It's really funny how spot on you are.

I definitely have serious low blood sugar meltdowns - as does everyone in my family.  I love traveling with my brother cuz we always stop for necessary snacks.  My friends call it my superpower cuz I always know exactly when to eat if we've been running around all day.

However, I had a very serious freak-out when H and I were still dating cuz he kept me waiting like nine hours before we ate dinner.  Bad.

So - I suspect that H has a similar blood sugar issue - he definitely starts getting edgy right about the same time I start getting spacey.  But, as soon as I mention it's time to eat something he starts getting nasty 'how close are you to freaking out on me?' and going on about how I'm f'd up cuz I need to eat within an hour of when I feel the drop.

And, of course, according to him, he can go for days on a single bowl of cereal cuz he's amazing like that.

But - as soon as we do eat he calms down.

And I've stopped listening to his pre-meal rants and just started making sure he eats regularly cuz that helps a lot.

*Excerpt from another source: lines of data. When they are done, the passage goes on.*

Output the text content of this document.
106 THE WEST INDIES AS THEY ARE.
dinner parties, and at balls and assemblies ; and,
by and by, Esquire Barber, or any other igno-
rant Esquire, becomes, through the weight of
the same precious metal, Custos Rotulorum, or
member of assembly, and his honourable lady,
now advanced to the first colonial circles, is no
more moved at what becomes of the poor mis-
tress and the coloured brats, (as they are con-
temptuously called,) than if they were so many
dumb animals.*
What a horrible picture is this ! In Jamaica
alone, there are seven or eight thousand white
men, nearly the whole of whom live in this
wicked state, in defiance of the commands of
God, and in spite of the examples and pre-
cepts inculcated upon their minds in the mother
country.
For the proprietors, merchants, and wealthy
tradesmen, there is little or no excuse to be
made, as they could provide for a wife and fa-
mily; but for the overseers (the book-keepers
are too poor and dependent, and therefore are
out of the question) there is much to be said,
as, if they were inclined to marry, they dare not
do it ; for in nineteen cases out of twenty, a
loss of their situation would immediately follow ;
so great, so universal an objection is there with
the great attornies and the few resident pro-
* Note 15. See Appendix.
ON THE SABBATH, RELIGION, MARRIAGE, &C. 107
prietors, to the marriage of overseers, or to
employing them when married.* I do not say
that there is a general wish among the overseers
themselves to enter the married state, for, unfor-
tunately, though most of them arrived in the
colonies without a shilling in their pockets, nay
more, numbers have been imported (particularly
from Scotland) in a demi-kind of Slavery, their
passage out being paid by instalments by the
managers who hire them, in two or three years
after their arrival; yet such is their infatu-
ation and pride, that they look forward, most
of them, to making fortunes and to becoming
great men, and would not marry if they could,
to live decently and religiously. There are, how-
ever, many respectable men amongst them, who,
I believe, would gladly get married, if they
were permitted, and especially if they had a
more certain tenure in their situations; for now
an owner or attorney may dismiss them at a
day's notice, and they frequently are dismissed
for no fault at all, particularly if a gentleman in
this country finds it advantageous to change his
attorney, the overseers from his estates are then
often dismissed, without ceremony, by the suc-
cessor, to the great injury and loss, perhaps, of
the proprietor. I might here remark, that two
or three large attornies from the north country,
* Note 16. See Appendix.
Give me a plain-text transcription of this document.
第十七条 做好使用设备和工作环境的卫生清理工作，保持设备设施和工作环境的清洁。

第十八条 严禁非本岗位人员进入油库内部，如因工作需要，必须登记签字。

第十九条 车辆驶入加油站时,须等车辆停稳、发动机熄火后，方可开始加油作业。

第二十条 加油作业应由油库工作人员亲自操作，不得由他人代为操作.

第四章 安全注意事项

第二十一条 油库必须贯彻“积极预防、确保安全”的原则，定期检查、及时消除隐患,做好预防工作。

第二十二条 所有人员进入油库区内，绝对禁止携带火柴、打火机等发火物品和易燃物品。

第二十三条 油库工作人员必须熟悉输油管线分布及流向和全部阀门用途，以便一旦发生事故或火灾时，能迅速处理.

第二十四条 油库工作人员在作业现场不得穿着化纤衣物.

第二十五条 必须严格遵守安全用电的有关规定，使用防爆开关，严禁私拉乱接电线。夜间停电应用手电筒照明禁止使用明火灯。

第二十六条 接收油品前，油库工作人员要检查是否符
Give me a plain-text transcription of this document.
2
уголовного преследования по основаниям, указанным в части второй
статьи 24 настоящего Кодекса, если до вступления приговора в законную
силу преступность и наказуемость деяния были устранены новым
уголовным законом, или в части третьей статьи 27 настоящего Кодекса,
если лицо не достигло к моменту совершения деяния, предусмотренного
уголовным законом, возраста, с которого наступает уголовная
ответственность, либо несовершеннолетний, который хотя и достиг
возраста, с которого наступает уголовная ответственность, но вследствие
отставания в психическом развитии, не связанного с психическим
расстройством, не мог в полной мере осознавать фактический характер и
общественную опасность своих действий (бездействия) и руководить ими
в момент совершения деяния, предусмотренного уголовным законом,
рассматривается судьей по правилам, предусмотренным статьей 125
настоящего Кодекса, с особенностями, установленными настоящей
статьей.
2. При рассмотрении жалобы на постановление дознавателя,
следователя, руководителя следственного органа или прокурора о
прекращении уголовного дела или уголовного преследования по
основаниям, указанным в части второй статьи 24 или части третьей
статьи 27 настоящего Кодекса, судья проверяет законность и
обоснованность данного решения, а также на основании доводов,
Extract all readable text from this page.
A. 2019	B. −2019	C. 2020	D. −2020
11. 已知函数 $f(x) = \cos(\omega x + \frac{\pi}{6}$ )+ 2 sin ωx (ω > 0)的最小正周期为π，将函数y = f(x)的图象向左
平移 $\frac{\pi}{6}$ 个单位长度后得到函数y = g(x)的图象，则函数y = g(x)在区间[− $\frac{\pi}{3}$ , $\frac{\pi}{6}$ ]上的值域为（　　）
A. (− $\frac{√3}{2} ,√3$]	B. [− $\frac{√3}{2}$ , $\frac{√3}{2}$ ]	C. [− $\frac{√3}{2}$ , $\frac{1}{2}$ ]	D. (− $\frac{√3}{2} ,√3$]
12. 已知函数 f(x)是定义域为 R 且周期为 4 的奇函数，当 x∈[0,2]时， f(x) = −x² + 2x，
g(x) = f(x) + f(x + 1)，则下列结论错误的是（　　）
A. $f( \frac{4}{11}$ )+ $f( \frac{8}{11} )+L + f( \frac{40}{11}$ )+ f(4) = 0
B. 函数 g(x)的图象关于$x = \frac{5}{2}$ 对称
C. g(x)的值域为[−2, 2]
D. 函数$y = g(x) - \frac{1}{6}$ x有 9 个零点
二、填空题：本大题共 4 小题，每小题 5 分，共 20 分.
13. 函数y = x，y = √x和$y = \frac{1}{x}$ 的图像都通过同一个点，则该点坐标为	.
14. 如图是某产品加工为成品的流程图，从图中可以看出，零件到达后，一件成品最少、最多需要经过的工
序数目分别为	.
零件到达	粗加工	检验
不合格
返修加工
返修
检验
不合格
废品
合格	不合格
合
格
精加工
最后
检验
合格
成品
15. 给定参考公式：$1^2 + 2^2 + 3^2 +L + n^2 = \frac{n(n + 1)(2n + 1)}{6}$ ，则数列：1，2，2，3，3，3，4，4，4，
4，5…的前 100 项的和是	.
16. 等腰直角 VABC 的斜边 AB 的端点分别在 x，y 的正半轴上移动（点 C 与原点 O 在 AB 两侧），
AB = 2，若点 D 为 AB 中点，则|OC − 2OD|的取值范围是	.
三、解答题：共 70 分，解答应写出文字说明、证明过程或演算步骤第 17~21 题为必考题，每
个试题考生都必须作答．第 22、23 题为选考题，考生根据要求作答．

Anyway - I like this self-validation thing in general - if he's not already caught up in a rant and my emotions mean nothing anyway at that point - he usually is OK with hearing 'I'm tired/cranky/hot and I just need a minute/quiet time/rest'

And I'm with you that some fights are healthy - but I promise you the one about which way we were going to go on our hike last week was just stupid.  And, for future reference, if he tells me I should just f'ing go the way I want to go and I say 'OK' and start walking the other way - not a great idea.  Esp. in 100 degree heat 5 minutes after he smashes his iPhone screen by accident.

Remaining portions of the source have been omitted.